Voters break Republican supermajority in legislature

Voters break Republican supermajority in legislature
November 08
04:00 2018

North Carolina voters were deciding Tuesday whether Gov. Roy Cooper and his Democratic colleagues will gain influence in the current Republican-dominated legislature for the next two years, and if GOP policy proposals should be etched in the state constitution.

The News and Observer reported that voters in the 2018 midterm election broke the Republican supermajority in the N.C. General Assembly.

The Associated Press reported that all 170 General Assembly seats were up for election, and Democrats needed to win four additional House seats or six more Senate seats to end the Republicans’ veto-proof control. The supermajorities have allowed Republicans to pass legislation at will since 2013, in particular those eroding the governor’s powers since Cooper was narrowly elected in 2016.

Voters also are choosing seats for the U.S. House, county offices and for state courts, including one on the state Supreme Court.

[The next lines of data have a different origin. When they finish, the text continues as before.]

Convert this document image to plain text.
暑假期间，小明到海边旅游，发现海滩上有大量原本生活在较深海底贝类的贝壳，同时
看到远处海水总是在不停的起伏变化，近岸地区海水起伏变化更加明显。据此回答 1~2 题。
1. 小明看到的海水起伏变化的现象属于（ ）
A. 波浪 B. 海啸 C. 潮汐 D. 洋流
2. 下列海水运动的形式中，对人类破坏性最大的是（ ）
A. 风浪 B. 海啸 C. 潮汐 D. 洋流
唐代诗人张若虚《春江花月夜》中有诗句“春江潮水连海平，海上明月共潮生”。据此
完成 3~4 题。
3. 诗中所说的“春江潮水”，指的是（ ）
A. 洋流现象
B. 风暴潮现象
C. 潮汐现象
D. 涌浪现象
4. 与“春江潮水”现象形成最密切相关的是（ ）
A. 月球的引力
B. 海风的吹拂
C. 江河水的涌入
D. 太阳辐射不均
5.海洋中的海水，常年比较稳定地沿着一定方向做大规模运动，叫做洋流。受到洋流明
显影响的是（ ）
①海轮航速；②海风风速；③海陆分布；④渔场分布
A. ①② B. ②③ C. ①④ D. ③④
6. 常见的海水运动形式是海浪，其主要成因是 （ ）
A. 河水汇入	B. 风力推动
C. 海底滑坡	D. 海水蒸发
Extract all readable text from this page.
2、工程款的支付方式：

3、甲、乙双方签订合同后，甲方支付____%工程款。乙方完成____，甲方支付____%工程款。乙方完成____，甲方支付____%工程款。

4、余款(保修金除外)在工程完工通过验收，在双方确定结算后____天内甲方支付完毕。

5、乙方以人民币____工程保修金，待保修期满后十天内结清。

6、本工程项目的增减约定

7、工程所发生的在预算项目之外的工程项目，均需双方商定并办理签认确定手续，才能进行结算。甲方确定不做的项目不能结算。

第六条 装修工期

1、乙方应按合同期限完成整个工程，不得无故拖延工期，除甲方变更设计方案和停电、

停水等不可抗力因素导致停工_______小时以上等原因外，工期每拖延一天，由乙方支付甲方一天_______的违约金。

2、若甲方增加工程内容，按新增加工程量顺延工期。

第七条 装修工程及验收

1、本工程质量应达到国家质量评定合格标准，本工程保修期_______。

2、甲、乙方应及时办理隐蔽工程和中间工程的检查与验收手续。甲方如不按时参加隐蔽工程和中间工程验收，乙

Democrat Anita Earls won the Supreme Court seat, unseating Associate Justice Barbara Jackson, a Republican. The Earls victory gives Democrats five of the seven seats on the court.

The News and Observer reportd that in the legislature, Democrats needed to flip four seats in the state House and six in the state Senate to break the Republican supermajority, which allows to the GOP to override vetoes issued by Democratic Gov. Roy Cooper. Democrats broke through by flipping seats around Raleigh, Charlotte and Greensboro. Wake County Republicans Nelson Dollar, Chris Malone, John Adcock and Tamara Barringer all lost.

The N.C. Democratic Party leader Wayne Goodwin said the victories prove voters want legislators to “invest more in education, expand access to affordable health care and support working families.”

Voters defeated a pair of constitutional amendments on the ballot that would have swung authority over filling judicial vacancies and the elections board from the governor and toward the legislature. Voters approved a third that would mandate photo identification to vote in person. Republicans have been unsuccessful twice since 2011 in voter ID laws they passed – one was vetoed and the other struck down by federal judges.

Associated Press writer Tom Foreman Jr. contributed to this report from Mint Hill, North Carolina.